- Genre: anthology
- Written by: Michael Jenkins; Brian Bell;
- Country of origin: Australia
- Original language: English
- No. of seasons: 1
- No. of episodes: 4

Production
- Producer: Brian Bell
- Running time: 30 mins
- Production company: ABC

Original release
- Network: ABC
- Release: 1972 – 1972

= Quartet (Australian TV series) =

Quartet is a 1972 four-part television series, produced for the Australian Broadcasting Corporation.

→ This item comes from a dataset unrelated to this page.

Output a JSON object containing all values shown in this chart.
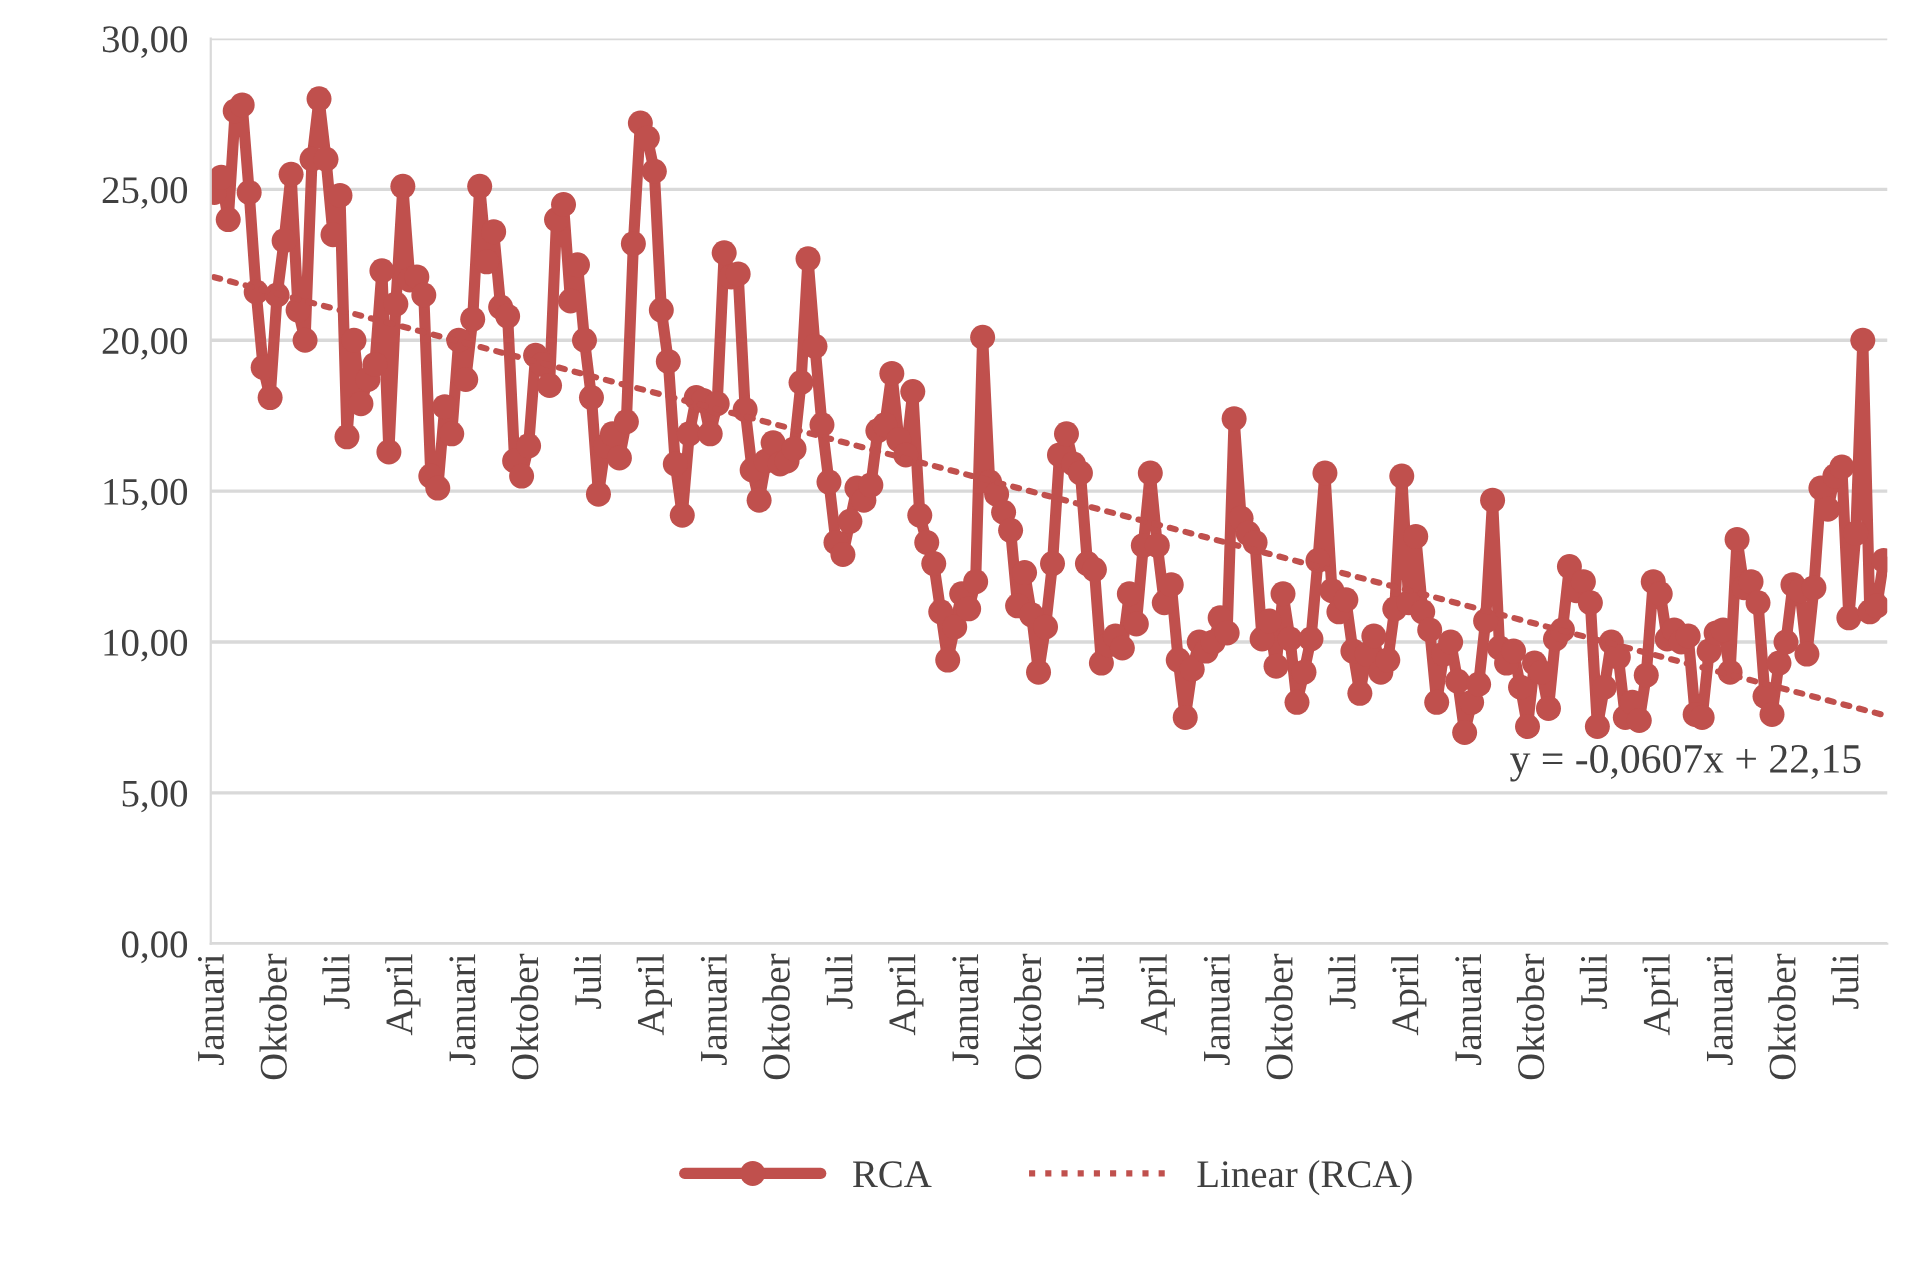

The series consisted of four stand alone episodes. It followed another anthology series, A Time for Love.

==Cast==
- Jane Harders
- Shane Porteous
- Helen Morse
- Serge Lazareff as Marlon
- Don Barkham
- Kate Fitzpatrick
- Brian James as Geoffrey
- Jessica Noad as Louise
- Sheila Helpman
- Neva Carr Glyn
- Graham Rouse
- Maggie Ohlbeck

==Episodes==

| No. | Episode | Writer/s | Producer | Starring | Air date | Ref. |
| 1 | "Jane Courtney, That's Who" | Michael Jenkins, Brian Bell | Brian Bell | Jane Harders, Shane Porteous | 31 May 1972 |  |
| 2 | "The Last Great Journey" | Michael Jenkins, Brian Bell |  | Helen Morse, Serge Lazareff | 7 June 1972 |  |
| 3 | "Naked Figure on a Park Bench" | Michael Jenkins, Brian Bell |  | Don Barkham, Kate Fitzpatrick | 14 June 1972 |  |
Ninian Wade, owner of an ad agency, uses their skill to manipulate.
| 4 | "Geoffrey and Louise" | Michael Jenkins, Brian Bell |  | Brian James, Jessica Noad | 21 June 1972 |  |

Episodes aired a week later in Melbourne.

==Reception==
The Age’s Teletopics column praised Jane Harders' acting in the first episode but called the story "flimsy". John Pinkney of The Age, commenting on the first two episodes, praised the scripting, production and the technical work but criticised some of the acting, stating "too many actors continue to bray their roles... to offer up Mo McCackie caricatures instead of performances." Also in The Age, Pat Dreverman gave a mixed review to "The Last Great Journey", writing "The main faults I fear were in the script – some dreadfully corny lines more suited to the music hall." In The Bulletin, Don Anderson gave it a mixed review, stating "While there are some blatant gaucheries in the programs that might well embarrass the ABC, there are quiet strengths, particularly acting strengths that make two of them worth viewing."